A Compact 0.9μ W Direct-Conversion Frequency Analyzer for Speech Recognition With Wide- Range Q-Controllable Bandpass Rectifier

Abstract

The development of ultralow-power analog front ends for edge artificial intelligence (AI) is actively pursued; however, these front ends suffer from low-frequency selection accuracy, leading to increased training loads for the AI components and higher testing costs. In this article, we propose a novel circuit that fundamentally addresses these issues through direct conversion. By re-evaluating the circuit configurations of the multiplier, harmonic removal filter, and full-wave rectifier (FWR) from scratch, we have miniaturized and integrated an ultralow-power converter that transforms frequency components into pulse sequences.

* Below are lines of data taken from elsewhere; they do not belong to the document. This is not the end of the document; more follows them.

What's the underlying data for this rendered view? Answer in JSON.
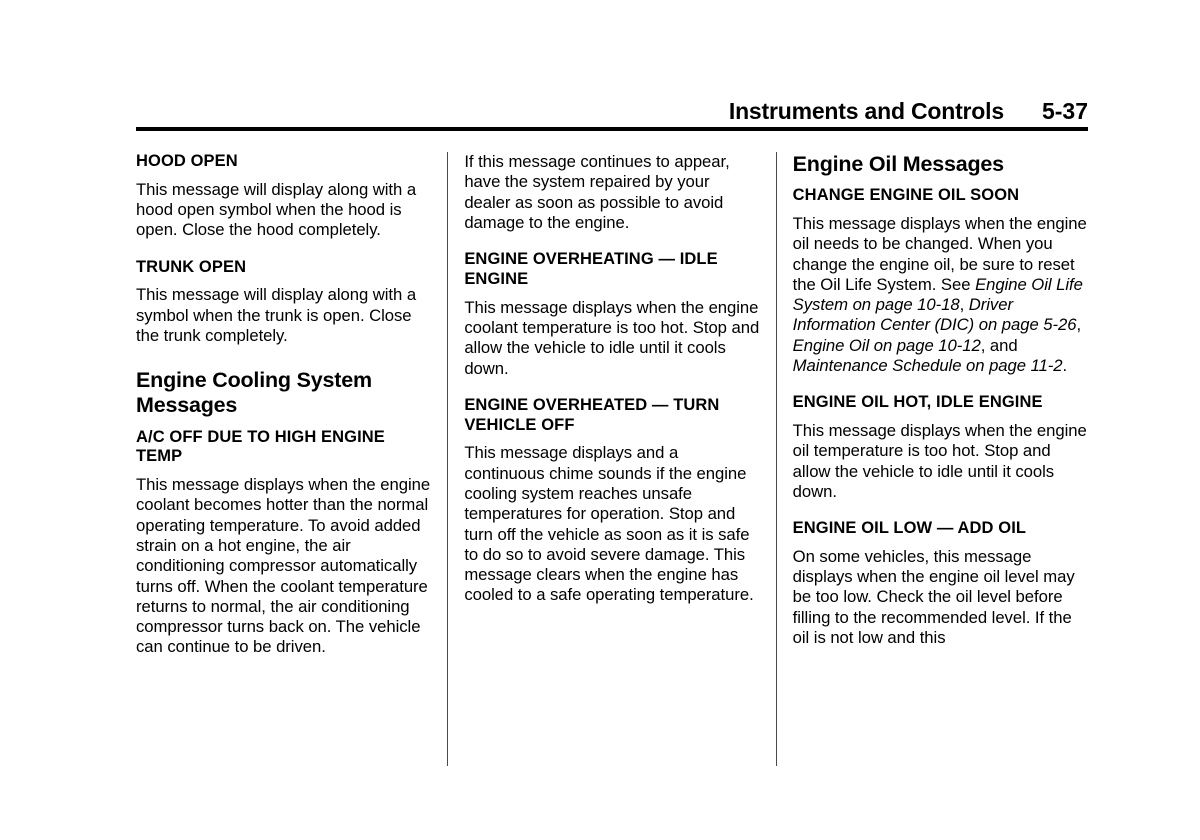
{
  "header": {
    "title": "Instruments and Controls",
    "folio": "5-37"
  },
  "columns": {
    "col1": {
      "hood_open_head": "HOOD OPEN",
      "hood_open_body": "This message will display along with a hood open symbol when the hood is open. Close the hood completely.",
      "trunk_open_head": "TRUNK OPEN",
      "trunk_open_body": "This message will display along with a symbol when the trunk is open. Close the trunk completely.",
      "cooling_section_head": "Engine Cooling System Messages",
      "ac_off_head": "A/C OFF DUE TO HIGH ENGINE TEMP",
      "ac_off_body": "This message displays when the engine coolant becomes hotter than the normal operating temperature. To avoid added strain on a hot engine, the air conditioning compressor automatically turns off. When the coolant temperature returns to normal, the air conditioning compressor turns back on. The vehicle can continue to be driven."
    },
    "col2": {
      "continued_body": "If this message continues to appear, have the system repaired by your dealer as soon as possible to avoid damage to the engine.",
      "overheating_head": "ENGINE OVERHEATING — IDLE ENGINE",
      "overheating_body": "This message displays when the engine coolant temperature is too hot. Stop and allow the vehicle to idle until it cools down.",
      "overheated_head": "ENGINE OVERHEATED — TURN VEHICLE OFF",
      "overheated_body": "This message displays and a continuous chime sounds if the engine cooling system reaches unsafe temperatures for operation. Stop and turn off the vehicle as soon as it is safe to do so to avoid severe damage. This message clears when the engine has cooled to a safe operating temperature."
    },
    "col3": {
      "oil_section_head": "Engine Oil Messages",
      "change_oil_head": "CHANGE ENGINE OIL SOON",
      "change_oil_body_1": "This message displays when the engine oil needs to be changed. When you change the engine oil, be sure to reset the Oil Life System. See ",
      "xref_1": "Engine Oil Life System on page 10-18",
      "change_oil_body_2": ", ",
      "xref_2": "Driver Information Center (DIC) on page 5-26",
      "change_oil_body_3": ", ",
      "xref_3": "Engine Oil on page 10-12",
      "change_oil_body_4": ", and ",
      "xref_4": "Maintenance Schedule on page 11-2",
      "change_oil_body_5": ".",
      "oil_hot_head": "ENGINE OIL HOT, IDLE ENGINE",
      "oil_hot_body": "This message displays when the engine oil temperature is too hot. Stop and allow the vehicle to idle until it cools down.",
      "oil_low_head": "ENGINE OIL LOW — ADD OIL",
      "oil_low_body": "On some vehicles, this message displays when the engine oil level may be too low. Check the oil level before filling to the recommended level. If the oil is not low and this"
    }
  }
}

The frequency to be analyzed is determined by the local frequency input to the multiplier, which can be digitally controlled with high precision. In our system, the Q value is adaptively adjusted by the local frequency of the direct conversion, allowing the same circuit configuration to be applied to all frequency nodes, eliminating the need for filter design for each node and providing a highly design-friendly and scalable frequency analysis system.The test chip was fabricated with a 0.18- $\mu $ m process, operating at a 1.2-V supply, and outputting power pulse streams corresponding to 11 different frequencies ranging from 500 to 5 kHz. The total operating power was $0.9\mu $ W, with an achieved equivalent Q factor ranging from 3.6 to 36. In a training experiment using a convolutional neural network (CNN) speech recognition model constructed with a functional model equivalent to this front end, a recognition rate exceeding 80% was achieved, demonstrating the practicality of this front end.